Monday, December 06, 2010

Gargantua and Pantagruel

Gargantua and Pantagruel 

by François Rabelais

Readers, friends, if you turn these pages
Put your prejudice aside,
For, really, there's nothing here that's outrageous,
Nothing sick, or bad--or contagious. . .
I'd rather write about laughing than crying,
For laughter makes men human, and courageous.

BE HAPPY!


In 1532 Francois Rabelais wrote a story about the giant Gargantua. For the following twenty years he would continue to write producing Gargantua and Pantagruel, the first great novel in French literature. This novel, in five parts chronicles the adventures of the giant Gargantua and his son Pantagruel. While many consider Rabelais a difficult writer, he is in many senses a modern novelist, rejecting the rules for the novel, if for no other reason than they had yet to be established. His translator, Burton Raffel, in preface to his 1994 edition, describes Rabelais as "something like a cross between James Joyce and Laurence Sterne (the latter, like Rabelais, an ordained clergyman)". Having read both Sterne and Joyce I would agree that Rabelais ' prose is like theirs, difficult but worth persevering. The bawdy humor helps make the reading a little easier, but I most enjoyed the many lists that Rabelais interjected including lists of fools, animals and food, among others. An excellent description of his style may be found in Mimesis, where Erich Auerbach writes:
"The coarse jokes, the creatural concept of the human body, the lack of modesty and reserve in sexual matters, the mixture of such a realism with a satiric or didactic content, the immense fund of unwieldy and sometimes abstruse erudition, the employment of allegorical figures in the later books---all these and much else are to be found in the later Middle Ages. . . But Rabelais' entire effort is directed toward playing with things and with the mutiplicity of their possible aspects; upon tempting the reader out of his customary and definite way of regarding things, by showing him phenomena in utter confusion;"
Rabelais demonstrates a freedom of vision, feeling, and thought that has led to his book being banned by some ever since it was first published. Remember "Marian, the librarian" from The Music Man? She was chastised by the town in part because she included Rabelais on the town library shelves. Many other towns, states and countries over the years have banned this book. For both this reason and for the vigorous humaneness demonstrated by Rabelais this is worth reading. If you are a reader like me you may share some vicarious pleasure in a romp through the middle ages with Rabelais.
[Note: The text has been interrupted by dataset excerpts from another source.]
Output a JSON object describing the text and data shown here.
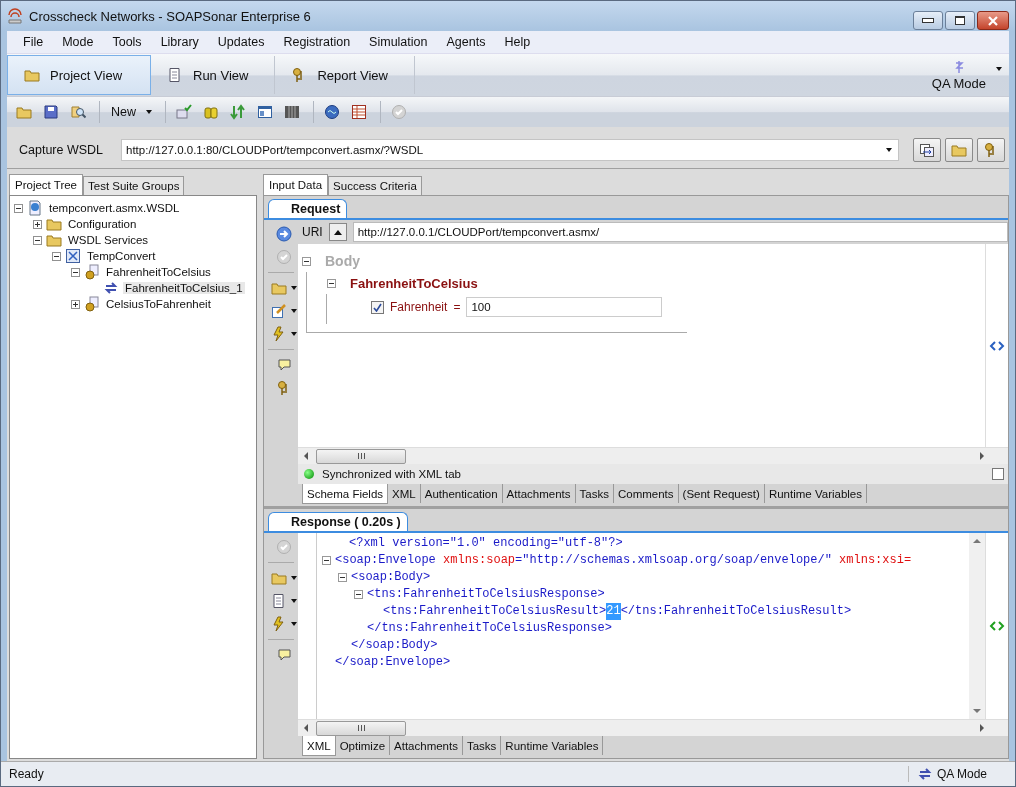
{
  "window": {
    "title": "Crosscheck Networks - SOAPSonar Enterprise 6"
  },
  "menu": [
    "File",
    "Mode",
    "Tools",
    "Library",
    "Updates",
    "Registration",
    "Simulation",
    "Agents",
    "Help"
  ],
  "views": [
    {
      "label": "Project View",
      "selected": true
    },
    {
      "label": "Run View",
      "selected": false
    },
    {
      "label": "Report View",
      "selected": false
    }
  ],
  "mode_button": {
    "label": "QA Mode"
  },
  "toolbar": {
    "new_label": "New"
  },
  "capture": {
    "label": "Capture WSDL",
    "value": "http://127.0.0.1:80/CLOUDPort/tempconvert.asmx/?WSDL"
  },
  "left_tabs": [
    {
      "label": "Project Tree",
      "selected": true
    },
    {
      "label": "Test Suite Groups",
      "selected": false
    }
  ],
  "tree": [
    {
      "label": "tempconvert.asmx.WSDL",
      "kind": "wsdl",
      "expanded": true,
      "selected": false,
      "children": [
        {
          "label": "Configuration",
          "kind": "folder",
          "expanded": false,
          "selected": false
        },
        {
          "label": "WSDL Services",
          "kind": "folder",
          "expanded": true,
          "selected": false,
          "children": [
            {
              "label": "TempConvert",
              "kind": "service",
              "expanded": true,
              "selected": false,
              "children": [
                {
                  "label": "FahrenheitToCelsius",
                  "kind": "operation",
                  "expanded": true,
                  "selected": false,
                  "children": [
                    {
                      "label": "FahrenheitToCelsius_1",
                      "kind": "testcase",
                      "selected": true
                    }
                  ]
                },
                {
                  "label": "CelsiusToFahrenheit",
                  "kind": "operation",
                  "expanded": false,
                  "selected": false
                }
              ]
            }
          ]
        }
      ]
    }
  ],
  "right_tabs": [
    {
      "label": "Input Data",
      "selected": true
    },
    {
      "label": "Success Criteria",
      "selected": false
    }
  ],
  "request": {
    "title": "Request",
    "uri_label": "URI",
    "uri": "http://127.0.0.1/CLOUDPort/tempconvert.asmx/",
    "body_label": "Body",
    "operation": "FahrenheitToCelsius",
    "fields": [
      {
        "name": "Fahrenheit",
        "separator": "=",
        "checked": true,
        "value": "100"
      }
    ],
    "sync_status": "Synchronized with XML tab",
    "sync_checked": false,
    "tabs": [
      {
        "label": "Schema Fields",
        "selected": true
      },
      {
        "label": "XML",
        "selected": false
      },
      {
        "label": "Authentication",
        "selected": false
      },
      {
        "label": "Attachments",
        "selected": false
      },
      {
        "label": "Tasks",
        "selected": false
      },
      {
        "label": "Comments",
        "selected": false
      },
      {
        "label": "(Sent Request)",
        "selected": false
      },
      {
        "label": "Runtime Variables",
        "selected": false
      }
    ]
  },
  "response": {
    "title": "Response ( 0.20s )",
    "xml": [
      {
        "open": [
          {
            "kind": "markup",
            "text": "<?xml version=\"1.0\" encoding=\"utf-8\"?>"
          }
        ]
      },
      {
        "open": [
          {
            "kind": "markup",
            "text": "<soap:Envelope "
          },
          {
            "kind": "attr",
            "text": "xmlns:soap"
          },
          {
            "kind": "markup",
            "text": "=\"http://schemas.xmlsoap.org/soap/envelope/\" "
          },
          {
            "kind": "attr",
            "text": "xmlns:xsi="
          }
        ],
        "close": [
          {
            "kind": "markup",
            "text": "</soap:Envelope>"
          }
        ],
        "children": [
          {
            "open": [
              {
                "kind": "markup",
                "text": "<soap:Body>"
              }
            ],
            "close": [
              {
                "kind": "markup",
                "text": "</soap:Body>"
              }
            ],
            "children": [
              {
                "open": [
                  {
                    "kind": "markup",
                    "text": "<tns:FahrenheitToCelsiusResponse>"
                  }
                ],
                "close": [
                  {
                    "kind": "markup",
                    "text": "</tns:FahrenheitToCelsiusResponse>"
                  }
                ],
                "children": [
                  {
                    "open": [
                      {
                        "kind": "markup",
                        "text": "<tns:FahrenheitToCelsiusResult>"
                      },
                      {
                        "kind": "text",
                        "text": "21",
                        "selected": true
                      },
                      {
                        "kind": "markup",
                        "text": "</tns:FahrenheitToCelsiusResult>"
                      }
                    ]
                  }
                ]
              }
            ]
          }
        ]
      }
    ],
    "tabs": [
      {
        "label": "XML",
        "selected": true
      },
      {
        "label": "Optimize",
        "selected": false
      },
      {
        "label": "Attachments",
        "selected": false
      },
      {
        "label": "Tasks",
        "selected": false
      },
      {
        "label": "Runtime Variables",
        "selected": false
      }
    ]
  },
  "status_bar": {
    "text": "Ready",
    "mode": "QA Mode"
  }
}
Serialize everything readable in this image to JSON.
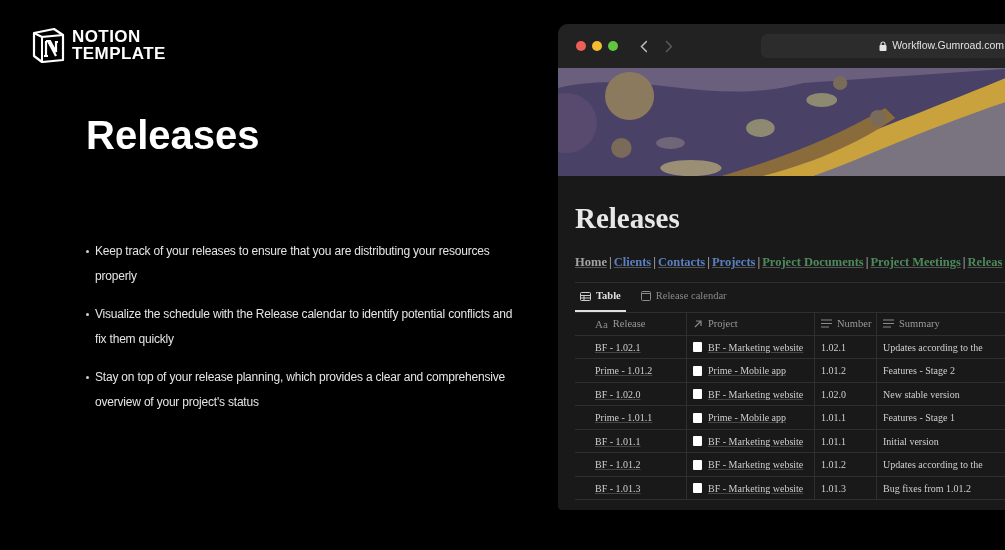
{
  "brand": {
    "lines": [
      "NOTION",
      "TEMPLATE"
    ]
  },
  "headline": "Releases",
  "bullets": [
    "Keep track of your releases to ensure that you are distributing your resources properly",
    "Visualize the schedule with the Release calendar to identify potential conflicts and fix them quickly",
    "Stay on top of your release planning, which provides a clear and comprehensive overview of your project's status"
  ],
  "browser": {
    "url": "Workflow.Gumroad.com",
    "page": {
      "title": "Releases",
      "nav": [
        {
          "kind": "link",
          "label": "Home",
          "color": "#a3a3a3"
        },
        {
          "kind": "separator",
          "label": "|"
        },
        {
          "kind": "link",
          "label": "Clients",
          "color": "#5b7fc0"
        },
        {
          "kind": "separator",
          "label": "|"
        },
        {
          "kind": "link",
          "label": "Contacts",
          "color": "#5b7fc0"
        },
        {
          "kind": "separator",
          "label": "|"
        },
        {
          "kind": "link",
          "label": "Projects",
          "color": "#5b7fc0"
        },
        {
          "kind": "separator",
          "label": "|"
        },
        {
          "kind": "link",
          "label": "Project Documents",
          "color": "#4e8a5c"
        },
        {
          "kind": "separator",
          "label": "|"
        },
        {
          "kind": "link",
          "label": "Project Meetings",
          "color": "#4e8a5c"
        },
        {
          "kind": "separator",
          "label": "|"
        },
        {
          "kind": "link",
          "label": "Releas",
          "color": "#4e8a5c"
        }
      ],
      "tabs": [
        {
          "label": "Table",
          "kind": "table",
          "selected": true
        },
        {
          "label": "Release calendar",
          "kind": "calendar",
          "selected": false
        }
      ],
      "table": {
        "columns": [
          {
            "label": "Release",
            "kind": "title",
            "glyph": "Aa"
          },
          {
            "label": "Project",
            "kind": "relation"
          },
          {
            "label": "Number",
            "kind": "text"
          },
          {
            "label": "Summary",
            "kind": "text"
          }
        ],
        "rows": [
          [
            "BF - 1.02.1",
            "BF - Marketing website",
            "1.02.1",
            "Updates according to the"
          ],
          [
            "Prime - 1.01.2",
            "Prime - Mobile app",
            "1.01.2",
            "Features - Stage 2"
          ],
          [
            "BF - 1.02.0",
            "BF - Marketing website",
            "1.02.0",
            "New stable version"
          ],
          [
            "Prime - 1.01.1",
            "Prime - Mobile app",
            "1.01.1",
            "Features - Stage 1"
          ],
          [
            "BF - 1.01.1",
            "BF - Marketing website",
            "1.01.1",
            "Initial version"
          ],
          [
            "BF - 1.01.2",
            "BF - Marketing website",
            "1.01.2",
            "Updates according to the"
          ],
          [
            "BF - 1.01.3",
            "BF - Marketing website",
            "1.01.3",
            "Bug fixes from 1.01.2"
          ]
        ]
      }
    }
  }
}
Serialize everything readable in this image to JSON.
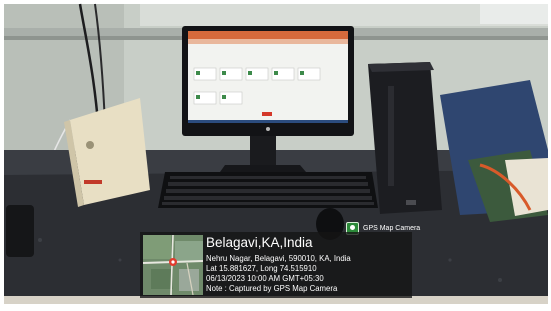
{
  "photo": {
    "description_icons": [
      "computer-monitor",
      "keyboard",
      "mouse",
      "cpu-tower",
      "ups-battery",
      "bag"
    ],
    "colors": {
      "wall": "#c7cdc6",
      "counter": "#2c2e33",
      "monitor_screen": "#f2f3f0",
      "ups_body": "#e8dfc4",
      "bag": "#2f4670"
    }
  },
  "overlay": {
    "badge_label": "GPS Map Camera",
    "title": "Belagavi,KA,India",
    "address": "Nehru Nagar, Belagavi, 590010, KA, India",
    "coordinates": "Lat 15.881627, Long 74.515910",
    "timestamp": "06/13/2023 10:00 AM GMT+05:30",
    "note": "Note : Captured by GPS Map Camera"
  }
}
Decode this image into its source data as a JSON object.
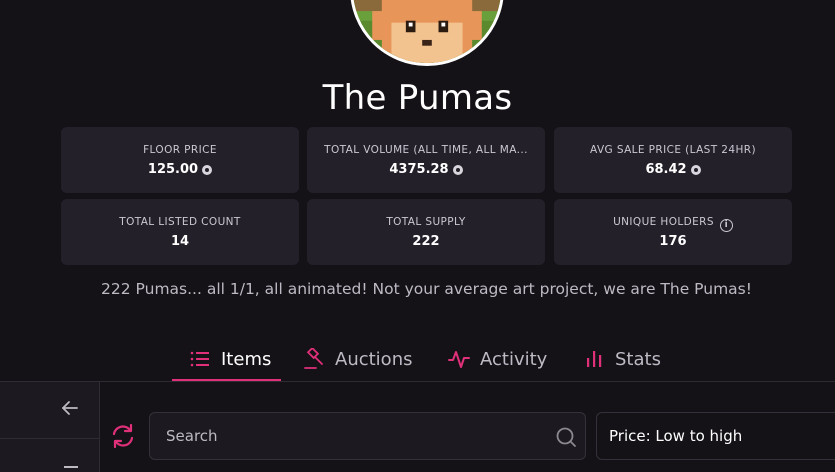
{
  "collection": {
    "title": "The Pumas",
    "description": "222 Pumas... all 1/1, all animated! Not your average art project, we are The Pumas!"
  },
  "stats": [
    {
      "label": "FLOOR PRICE",
      "value": "125.00",
      "currency_icon": "coin-icon"
    },
    {
      "label": "TOTAL VOLUME (ALL TIME, ALL MA...",
      "value": "4375.28",
      "currency_icon": "coin-icon"
    },
    {
      "label": "AVG SALE PRICE (LAST 24HR)",
      "value": "68.42",
      "currency_icon": "coin-icon"
    },
    {
      "label": "TOTAL LISTED COUNT",
      "value": "14"
    },
    {
      "label": "TOTAL SUPPLY",
      "value": "222"
    },
    {
      "label": "UNIQUE HOLDERS",
      "value": "176",
      "info_icon": "info-icon"
    }
  ],
  "tabs": [
    {
      "label": "Items",
      "icon": "list-icon",
      "active": true
    },
    {
      "label": "Auctions",
      "icon": "gavel-icon",
      "active": false
    },
    {
      "label": "Activity",
      "icon": "activity-icon",
      "active": false
    },
    {
      "label": "Stats",
      "icon": "bar-chart-icon",
      "active": false
    }
  ],
  "search": {
    "placeholder": "Search",
    "value": ""
  },
  "sort": {
    "selected": "Price: Low to high"
  },
  "colors": {
    "accent": "#e0307a",
    "background": "#141217",
    "card": "#23202a"
  }
}
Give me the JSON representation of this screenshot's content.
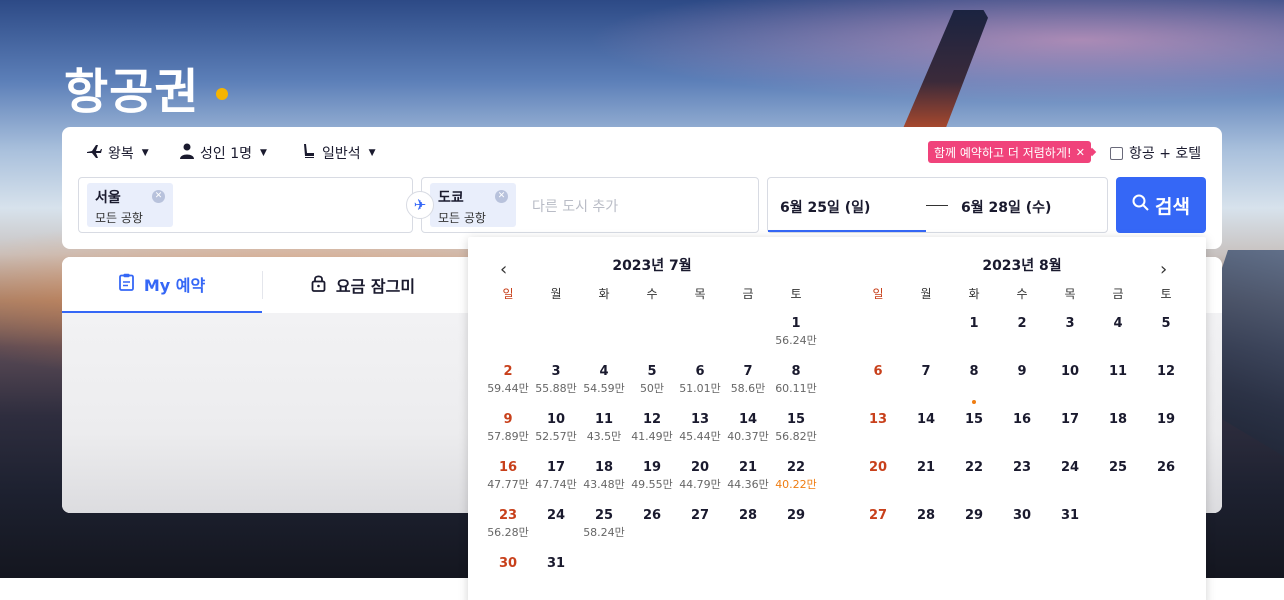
{
  "page": {
    "title": "항공권"
  },
  "options": {
    "trip_type": "왕복",
    "passengers": "성인 1명",
    "cabin": "일반석",
    "promo": "함께 예약하고 더 저렴하게!",
    "hotel_combo": "항공 + 호텔"
  },
  "origin": {
    "city": "서울",
    "airport": "모든 공항"
  },
  "destination": {
    "city": "도쿄",
    "airport": "모든 공항",
    "add_placeholder": "다른 도시 추가"
  },
  "dates": {
    "start": "6월 25일 (일)",
    "end": "6월 28일 (수)"
  },
  "search_button": "검색",
  "tabs": [
    {
      "label": "My 예약"
    },
    {
      "label": "요금 잠그미"
    }
  ],
  "calendar": {
    "weekdays": [
      "일",
      "월",
      "화",
      "수",
      "목",
      "금",
      "토"
    ],
    "months": [
      {
        "title": "2023년 7월",
        "days": [
          null,
          null,
          null,
          null,
          null,
          null,
          {
            "d": "1",
            "p": "56.24만"
          },
          {
            "d": "2",
            "p": "59.44만"
          },
          {
            "d": "3",
            "p": "55.88만"
          },
          {
            "d": "4",
            "p": "54.59만"
          },
          {
            "d": "5",
            "p": "50만"
          },
          {
            "d": "6",
            "p": "51.01만"
          },
          {
            "d": "7",
            "p": "58.6만"
          },
          {
            "d": "8",
            "p": "60.11만"
          },
          {
            "d": "9",
            "p": "57.89만"
          },
          {
            "d": "10",
            "p": "52.57만"
          },
          {
            "d": "11",
            "p": "43.5만"
          },
          {
            "d": "12",
            "p": "41.49만"
          },
          {
            "d": "13",
            "p": "45.44만"
          },
          {
            "d": "14",
            "p": "40.37만"
          },
          {
            "d": "15",
            "p": "56.82만"
          },
          {
            "d": "16",
            "p": "47.77만"
          },
          {
            "d": "17",
            "p": "47.74만"
          },
          {
            "d": "18",
            "p": "43.48만"
          },
          {
            "d": "19",
            "p": "49.55만"
          },
          {
            "d": "20",
            "p": "44.79만"
          },
          {
            "d": "21",
            "p": "44.36만"
          },
          {
            "d": "22",
            "p": "40.22만",
            "low": true
          },
          {
            "d": "23",
            "p": "56.28만"
          },
          {
            "d": "24",
            "p": ""
          },
          {
            "d": "25",
            "p": "58.24만"
          },
          {
            "d": "26",
            "p": ""
          },
          {
            "d": "27",
            "p": ""
          },
          {
            "d": "28",
            "p": ""
          },
          {
            "d": "29",
            "p": ""
          },
          {
            "d": "30",
            "p": ""
          },
          {
            "d": "31",
            "p": ""
          }
        ]
      },
      {
        "title": "2023년 8월",
        "days": [
          null,
          null,
          {
            "d": "1"
          },
          {
            "d": "2"
          },
          {
            "d": "3"
          },
          {
            "d": "4"
          },
          {
            "d": "5"
          },
          {
            "d": "6"
          },
          {
            "d": "7"
          },
          {
            "d": "8"
          },
          {
            "d": "9"
          },
          {
            "d": "10"
          },
          {
            "d": "11"
          },
          {
            "d": "12"
          },
          {
            "d": "13"
          },
          {
            "d": "14"
          },
          {
            "d": "15",
            "dot": true
          },
          {
            "d": "16"
          },
          {
            "d": "17"
          },
          {
            "d": "18"
          },
          {
            "d": "19"
          },
          {
            "d": "20"
          },
          {
            "d": "21"
          },
          {
            "d": "22"
          },
          {
            "d": "23"
          },
          {
            "d": "24"
          },
          {
            "d": "25"
          },
          {
            "d": "26"
          },
          {
            "d": "27"
          },
          {
            "d": "28"
          },
          {
            "d": "29"
          },
          {
            "d": "30"
          },
          {
            "d": "31"
          }
        ]
      }
    ]
  },
  "colors": {
    "accent": "#3567f6",
    "brand_dot": "#f5b400",
    "promo": "#f0437b",
    "sunday": "#c8401b",
    "low_price": "#ef7d12"
  },
  "icons": {
    "trip": "airplane-icon",
    "passengers": "person-icon",
    "cabin": "seat-icon",
    "swap": "airplane-swap-icon",
    "search": "search-icon",
    "my_booking": "clipboard-icon",
    "fare_lock": "lock-icon"
  }
}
Gargantua and Pantagruel by Francois Rabelais. Burton Raffel, trans. W.W. Norton & Company, New York. 1994 (1556)

2 comments:

@parridhlantern said...

I remember absolutely adoring this book , precisely for its bawdy nature which as a teen felt rebellious, yet at the same time I couldn't be told off, because I was reading a work of classic literature.

James said...

Bawdy indeed! Rabelais would not be told off either, for he was creating a transcendent work of literature. Lucky for us he was a rebellious sort also.